I can’t see any evidence of that in the play. What I see is an Italian Catholic who has promised a dying woman he’s going to take care of her daughter. Into Catherine’s life comes this guy that Eddie cannot quantify. Eddie hasn’t met anybody like him. Men don’t sing or make dresses or are able to cook or have blonde hair, not where he comes from. The alarm bells go off for him.
The director, Ivo van Hove, tends to take a radical approach to classics of modern drama. What was it like working with him?
In my mind he was this avant-garde Belgian director doing really weird stuff. Working with him was different, but in a rather wonderful way. The best thing Ivo did for all of us was to tell us to learn our lines before the first day of rehearsal, so that when I turned up on day one, I knew my Eddie. When we did the first read-through, we were actually all talking to each other rather than just reading off a page. By the second day, we were standing up and performing on a replica of the set. Then he went through the play page by page, and essentially what he did was clarify everything. Like a good teacher with a classroom full of pupils, he didn’t move on until every single last one of us understood the concept.

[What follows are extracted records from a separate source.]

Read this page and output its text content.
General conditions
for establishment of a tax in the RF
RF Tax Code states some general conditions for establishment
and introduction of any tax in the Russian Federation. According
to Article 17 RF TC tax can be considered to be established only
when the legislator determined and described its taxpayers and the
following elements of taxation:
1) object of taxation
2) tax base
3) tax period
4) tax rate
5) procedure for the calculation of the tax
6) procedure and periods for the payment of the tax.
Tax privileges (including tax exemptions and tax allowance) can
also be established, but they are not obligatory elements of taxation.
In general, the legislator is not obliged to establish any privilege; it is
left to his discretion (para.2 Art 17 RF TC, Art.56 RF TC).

Van Hove productions tend to eschew the conventions of realism. Was that hard for you to get used to?
We’re not trying to pretend the play is real. Theater wastes so much time trying to persuade you otherwise, but we know it’s not real. You know it’s artificial. So the priority is to make the text clear. That’s the basic tenet of his system.
At one point my character gets asked what time it is, and I said to Ivo, “What kind of watch do you think Eddie would wear?” He said, “Why do you need a watch?” I said, “How will the audience know how I know what the time is?” He said, “We don’t care how you know what the time is. All we’re worried about is what time it is, so just tell us.” And of course nobody in the audience has ever put their hand up and gone, “Hold on a second, how does he know what the time is?!”
The actors who play the Italian boys in the play, they don’t speak with Italian accents. That was a big sticking point. We couldn’t believe it. The boys who are playing Italians were almost ready to walk! Ivo let them try the accent, and then gradually he just encouraged them to lose it. We never looked back. What you need from the play is information. You don’t need actors pretending that it’s all real.
“A View from the Bridge” will run on Broadway until Feb. 21. What’s up for you after that?
On April 1 we start filming “Kingsman 2.” And coming out in March is “The Brothers Grimsby,” where Sacha Baron Cohen and I play brothers. The irony is, I was doing “A View from the Bridge” in London and feeling very proud of myself for doing some very erudite work. But then I finished that run on a Saturday and on Sunday Sacha was wearing a jester’s hat and weeing on my leg. The fall was great.